Investing.com -- Crude oil prices surged Friday, climbing to fresh one-year highs, after a group of top producers agreed not to increase supply in April, taking a cautious stance on the global economic recovery.
By 10 AM ET (1500 GMT), U.S. crude futures traded 3% higher at $65.77 a barrel, rising above $65 for the first time since January 2020, while the international benchmark Brent contract rose 3.2% to $68.90, also at its highest level since the start of last year.
U.S. Gasoline RBOB Futures were up 2.5% at $2.0484 a gallon, the first time above $2 since January 2019.
These gains followed the decision of the Organization of Petroleum Exporting Countries and its allies including Russia, a grouping known as OPEC+, to extend its output curbs into April, only granting small exemptions to Russia and Kazakhstan.
This move surprised a number of traders, particularly with Saudi Arabia agreeing to maintain its voluntary additional cut of 1 million barrels per day through April even after oil prices had rallied to over $60 a barrel from below $40, when it decided on the need to reduce global supply.
Analysts at influential investment bank Goldman Sachs (NYSE:GS) responded to this decision by lifting its second-quarter and third-quarter forecasts for Brent by $5 each to $75 and $80 a barrel, respectively.
“Although members discussed Covid demand risks, our takeaway from the press conference is that the discipline of shale producers is likely behind this slower increase in production,” the bank said in a note.
The OPEC+ members appear to believe that U.S. oil production will struggle to respond to the higher price environment in the near term, particularly after the damage caused by the recent wintry snap.

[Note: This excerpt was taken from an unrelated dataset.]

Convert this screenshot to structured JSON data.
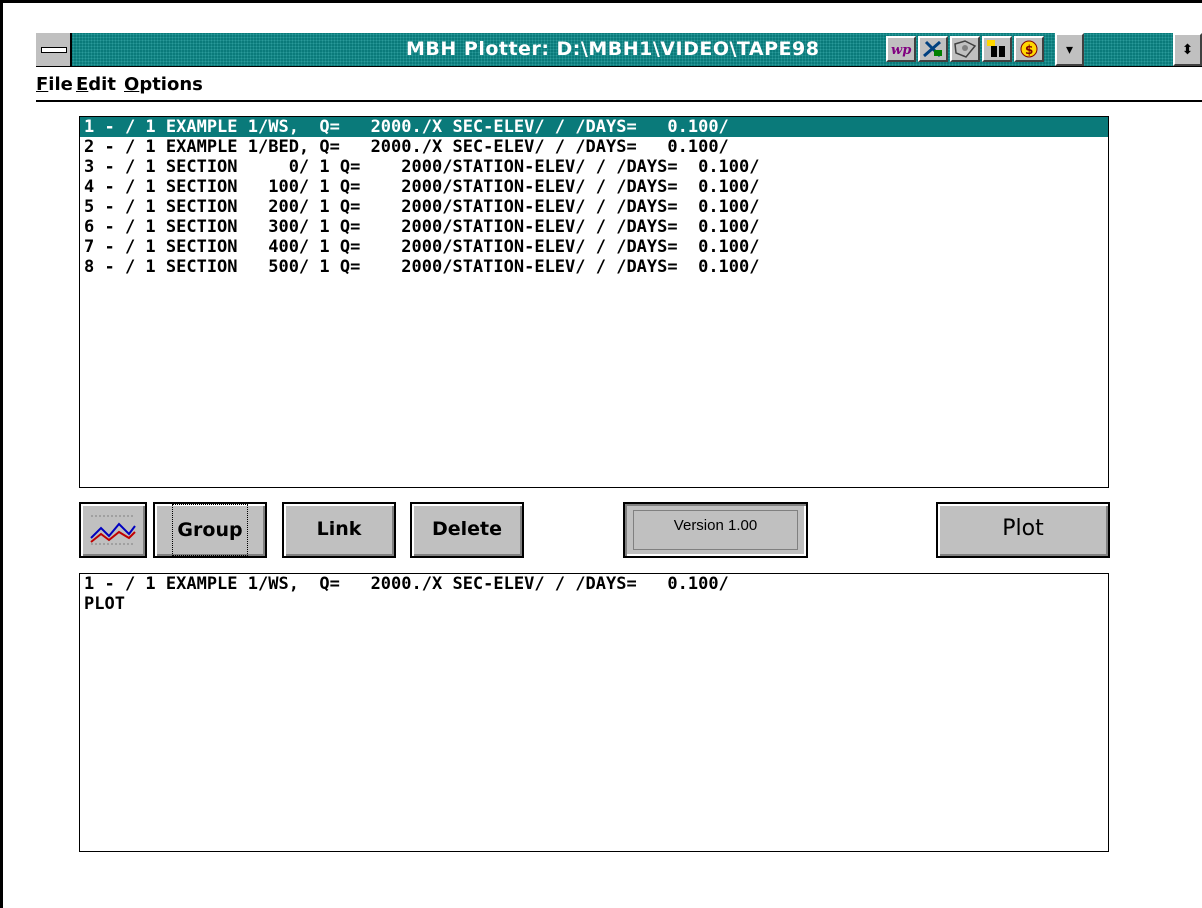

“If this is the attitude that OPEC+ are taking it does suggest that they believe they can push prices even higher, without the risk of losing market share,” said analysts at ING, in a research note. “And would not be surprised to see Brent testing US$70/bbl ahead of the next OPEC+ meeting” at the start of April.
Ahead of that, focus will turn to the Baker Hughes’ rig count data later Friday. The number of active rigs has picked up somewhat in recent months but remains nowhere near the level analysts say is necessary to generate a meaningful rise in output.